By this time I was shivering. The room they put my mom and I in was freezing. And I don’t get cold. So I know it was chilly in there. The lady stopped and pulled out two heated blankets and wrapped me up in them. They felt fantastic. Then she wheeled me into the surgery room. One nurse untied my gown and asked me to shimmy onto the operating bed. I did so while other nurses got to hooking me up to the different machinery.
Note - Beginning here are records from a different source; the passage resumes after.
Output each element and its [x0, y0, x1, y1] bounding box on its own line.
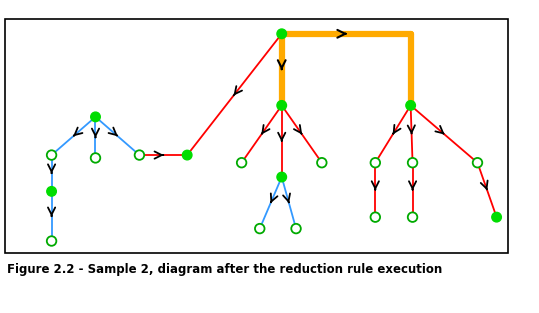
Circle shape [255, 224, 265, 233]
Circle shape [47, 187, 57, 196]
Text: Figure 2.2 - Sample 2, diagram after the reduction rule execution: Figure 2.2 - Sample 2, diagram after the… [6, 263, 442, 276]
Circle shape [406, 101, 416, 110]
Circle shape [47, 236, 57, 246]
Circle shape [473, 158, 482, 167]
Circle shape [277, 29, 287, 38]
Circle shape [91, 153, 100, 163]
Circle shape [91, 112, 100, 122]
Circle shape [370, 158, 380, 167]
Bar [5, 19, 508, 254]
Circle shape [370, 212, 380, 222]
Circle shape [291, 224, 301, 233]
Circle shape [317, 158, 327, 167]
Circle shape [237, 158, 246, 167]
Circle shape [492, 212, 501, 222]
Circle shape [135, 150, 144, 160]
Circle shape [277, 101, 287, 110]
Circle shape [182, 150, 192, 160]
Circle shape [47, 150, 57, 160]
Circle shape [408, 158, 417, 167]
Circle shape [277, 172, 287, 182]
Circle shape [408, 212, 417, 222]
I kept comparing this hospital to the last one where I had my previous cyst removal. By the time I’d made it to the operating room during my previous operation, I was already knocked out. This time around, I was awake and coherent while they hooked me up. I felt self-conscious as the nurses pulled my gown down to attach the sticky pads to the different parts of my body. Of course, these ladies have seen it all. But they haven’t seen me. No one has seen me before. I was ready to be put under already.
And as if on cue, the anesthesiologist came in a bit later. They put an oxygen mask on my face and then the anesthesiologist said he was going to give me something to help me sleep. “Now, this is going to burn,” he said. Two seconds later, it did. I felt the medicine as it entered through my hand and worked its way up my arm like a poison. And then I was out.